WellSpan Health in Pennsylvania has developed a grid for both evaluating and managing patient flow. They can define a condition as green, yellow, orange, or red, with descriptive parameters to match and alerts built in for dealing with those situations. Other hospitals are working on a hospital-wide computerized tracking system that pushes the information out to other people. There's an abundance of experience with both paper and computerized tracking systems within each of the individual microsystems that make a compelling case for how one can optimize patient flow within a microsystem if one has an effective tracking tool.

 

How can IHI.org accelerate improvement in hospital-wide patient flow?

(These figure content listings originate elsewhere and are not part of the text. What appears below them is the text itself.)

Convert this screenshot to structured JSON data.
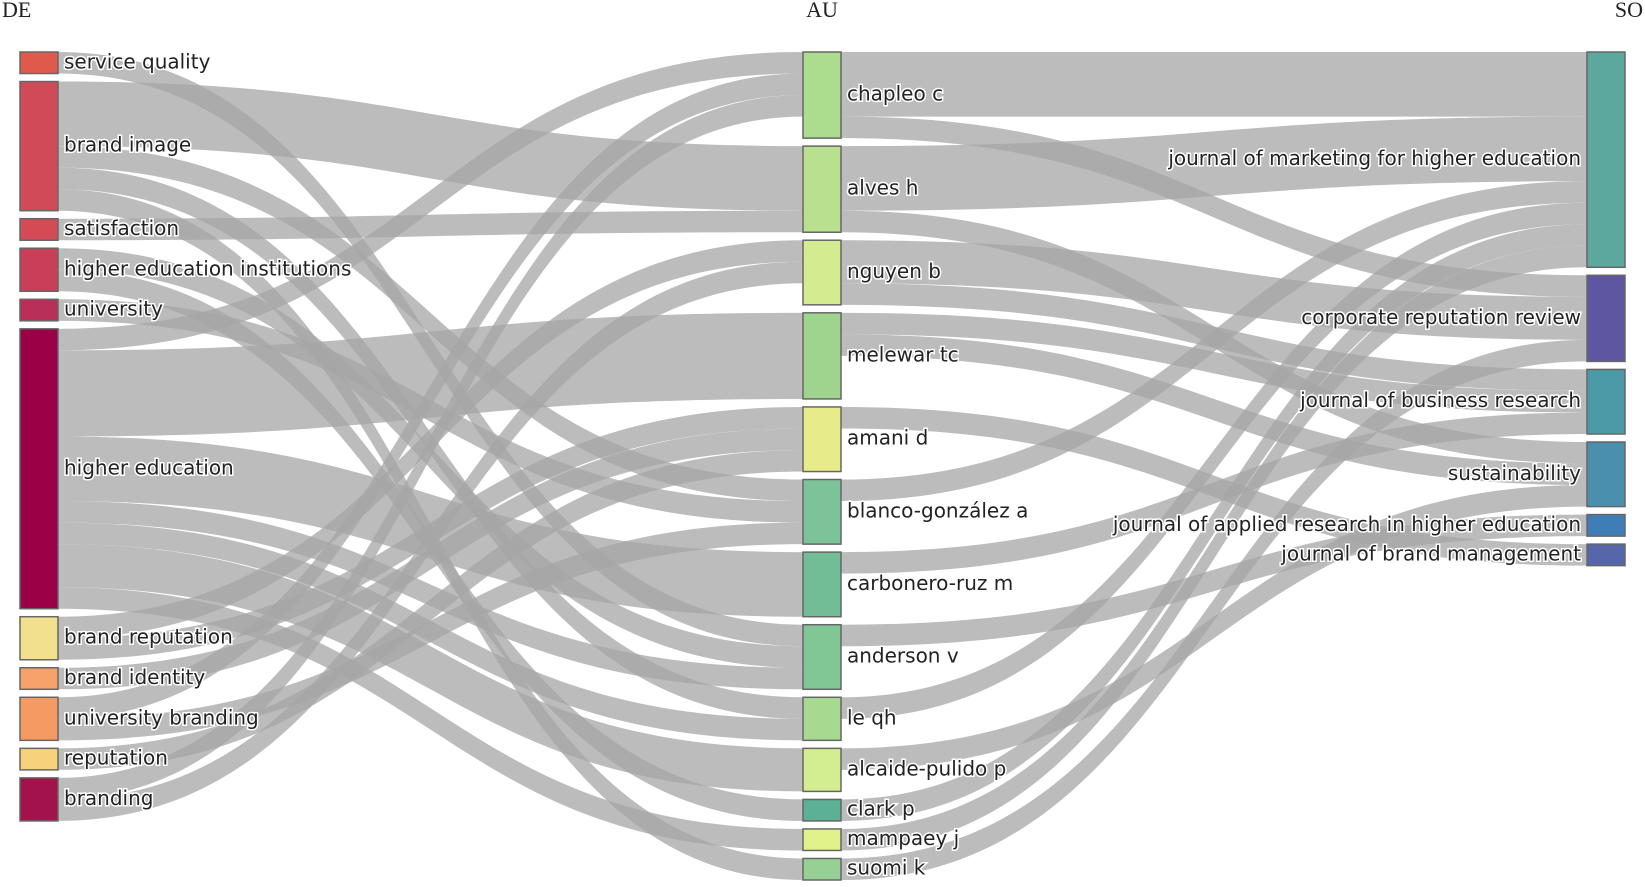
{
  "chart_data": {
    "type": "sankey",
    "link_color": "#a6a6a6",
    "columns": [
      {
        "name": "DE",
        "nodes": [
          {
            "label": "service quality",
            "color": "#e05a4c"
          },
          {
            "label": "brand image",
            "color": "#d04a58"
          },
          {
            "label": "satisfaction",
            "color": "#d44a55"
          },
          {
            "label": "higher education institutions",
            "color": "#c93f57"
          },
          {
            "label": "university",
            "color": "#b8305a"
          },
          {
            "label": "higher education",
            "color": "#9b0046"
          },
          {
            "label": "brand reputation",
            "color": "#f2e08e"
          },
          {
            "label": "brand identity",
            "color": "#f5a36a"
          },
          {
            "label": "university branding",
            "color": "#f59a62"
          },
          {
            "label": "reputation",
            "color": "#f7d27a"
          },
          {
            "label": "branding",
            "color": "#a3124a"
          }
        ]
      },
      {
        "name": "AU",
        "nodes": [
          {
            "label": "chapleo c",
            "color": "#acdd8e"
          },
          {
            "label": "alves h",
            "color": "#b8e08e"
          },
          {
            "label": "nguyen b",
            "color": "#d4ec90"
          },
          {
            "label": "melewar tc",
            "color": "#9fd48f"
          },
          {
            "label": "amani d",
            "color": "#e8eb8a"
          },
          {
            "label": "blanco-gonzález a",
            "color": "#7cc39a"
          },
          {
            "label": "carbonero-ruz m",
            "color": "#72bd96"
          },
          {
            "label": "anderson v",
            "color": "#80c795"
          },
          {
            "label": "le qh",
            "color": "#a8d990"
          },
          {
            "label": "alcaide-pulido p",
            "color": "#d3ee90"
          },
          {
            "label": "clark p",
            "color": "#5bb096"
          },
          {
            "label": "mampaey j",
            "color": "#e2f28a"
          },
          {
            "label": "suomi k",
            "color": "#96d095"
          }
        ]
      },
      {
        "name": "SO",
        "nodes": [
          {
            "label": "journal of marketing for higher education",
            "color": "#5ca89e"
          },
          {
            "label": "corporate reputation review",
            "color": "#5e56a0"
          },
          {
            "label": "journal of business research",
            "color": "#4a9aa8"
          },
          {
            "label": "sustainability",
            "color": "#4a8fae"
          },
          {
            "label": "journal of applied research in higher education",
            "color": "#3f7db6"
          },
          {
            "label": "journal of brand management",
            "color": "#5566aa"
          }
        ]
      }
    ],
    "links": [
      {
        "source": "service quality",
        "target": "anderson v",
        "value": 1
      },
      {
        "source": "brand image",
        "target": "alves h",
        "value": 3
      },
      {
        "source": "brand image",
        "target": "blanco-gonzález a",
        "value": 1
      },
      {
        "source": "brand image",
        "target": "le qh",
        "value": 1
      },
      {
        "source": "brand image",
        "target": "suomi k",
        "value": 1
      },
      {
        "source": "satisfaction",
        "target": "alves h",
        "value": 1
      },
      {
        "source": "higher education institutions",
        "target": "anderson v",
        "value": 1
      },
      {
        "source": "higher education institutions",
        "target": "clark p",
        "value": 1
      },
      {
        "source": "university",
        "target": "blanco-gonzález a",
        "value": 1
      },
      {
        "source": "higher education",
        "target": "chapleo c",
        "value": 1
      },
      {
        "source": "higher education",
        "target": "melewar tc",
        "value": 4
      },
      {
        "source": "higher education",
        "target": "carbonero-ruz m",
        "value": 3
      },
      {
        "source": "higher education",
        "target": "anderson v",
        "value": 1
      },
      {
        "source": "higher education",
        "target": "le qh",
        "value": 1
      },
      {
        "source": "higher education",
        "target": "alcaide-pulido p",
        "value": 2
      },
      {
        "source": "higher education",
        "target": "mampaey j",
        "value": 1
      },
      {
        "source": "brand reputation",
        "target": "nguyen b",
        "value": 1
      },
      {
        "source": "brand reputation",
        "target": "amani d",
        "value": 1
      },
      {
        "source": "brand identity",
        "target": "amani d",
        "value": 1
      },
      {
        "source": "university branding",
        "target": "chapleo c",
        "value": 1
      },
      {
        "source": "university branding",
        "target": "blanco-gonzález a",
        "value": 1
      },
      {
        "source": "reputation",
        "target": "amani d",
        "value": 1
      },
      {
        "source": "branding",
        "target": "chapleo c",
        "value": 1
      },
      {
        "source": "branding",
        "target": "nguyen b",
        "value": 1
      },
      {
        "source": "chapleo c",
        "target": "journal of marketing for higher education",
        "value": 3
      },
      {
        "source": "chapleo c",
        "target": "corporate reputation review",
        "value": 1
      },
      {
        "source": "alves h",
        "target": "journal of marketing for higher education",
        "value": 3
      },
      {
        "source": "alves h",
        "target": "sustainability",
        "value": 1
      },
      {
        "source": "nguyen b",
        "target": "corporate reputation review",
        "value": 2
      },
      {
        "source": "nguyen b",
        "target": "journal of business research",
        "value": 1
      },
      {
        "source": "melewar tc",
        "target": "journal of business research",
        "value": 1
      },
      {
        "source": "melewar tc",
        "target": "sustainability",
        "value": 1
      },
      {
        "source": "amani d",
        "target": "journal of brand management",
        "value": 1
      },
      {
        "source": "blanco-gonzález a",
        "target": "journal of marketing for higher education",
        "value": 1
      },
      {
        "source": "carbonero-ruz m",
        "target": "journal of business research",
        "value": 1
      },
      {
        "source": "anderson v",
        "target": "journal of applied research in higher education",
        "value": 1
      },
      {
        "source": "le qh",
        "target": "journal of marketing for higher education",
        "value": 1
      },
      {
        "source": "alcaide-pulido p",
        "target": "sustainability",
        "value": 1
      },
      {
        "source": "clark p",
        "target": "journal of marketing for higher education",
        "value": 1
      },
      {
        "source": "mampaey j",
        "target": "journal of marketing for higher education",
        "value": 1
      },
      {
        "source": "suomi k",
        "target": "corporate reputation review",
        "value": 1
      }
    ]
  }
}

IHI.org is cataloging, publicizing, and pushing outward the work that we've already done in the area of improving flow. We have a fairly well-defined change package for improving hospital-wide patient flow. We haven't cracked the code entirely, but we're well on the way. IHI.org can serve as a hunting-and-gathering role for finding and disseminating what hospitals are doing in hospital-wide patient flow.

 

IHI.org might be a good place to try and build that model. Most of us don't have time to sit down and think creatively about solving a problem that hasn't been solved before. It's much easier to know that St. John's did this and it fixed the problem I have, so let me just do what St. John's did. And then one degree of separation from that is, St. John's did this and it solves my problem, and four other hospitals tried that and here are the unique ways they implemented it in their hospital, so I'm sure one of these ways will work for me. This is much easier than sitting down with a piece of paper and saying, "Hey, let's figure out how to do this." You aren't writing the recipe from scratch, you can just follow or modify someone else's favorite.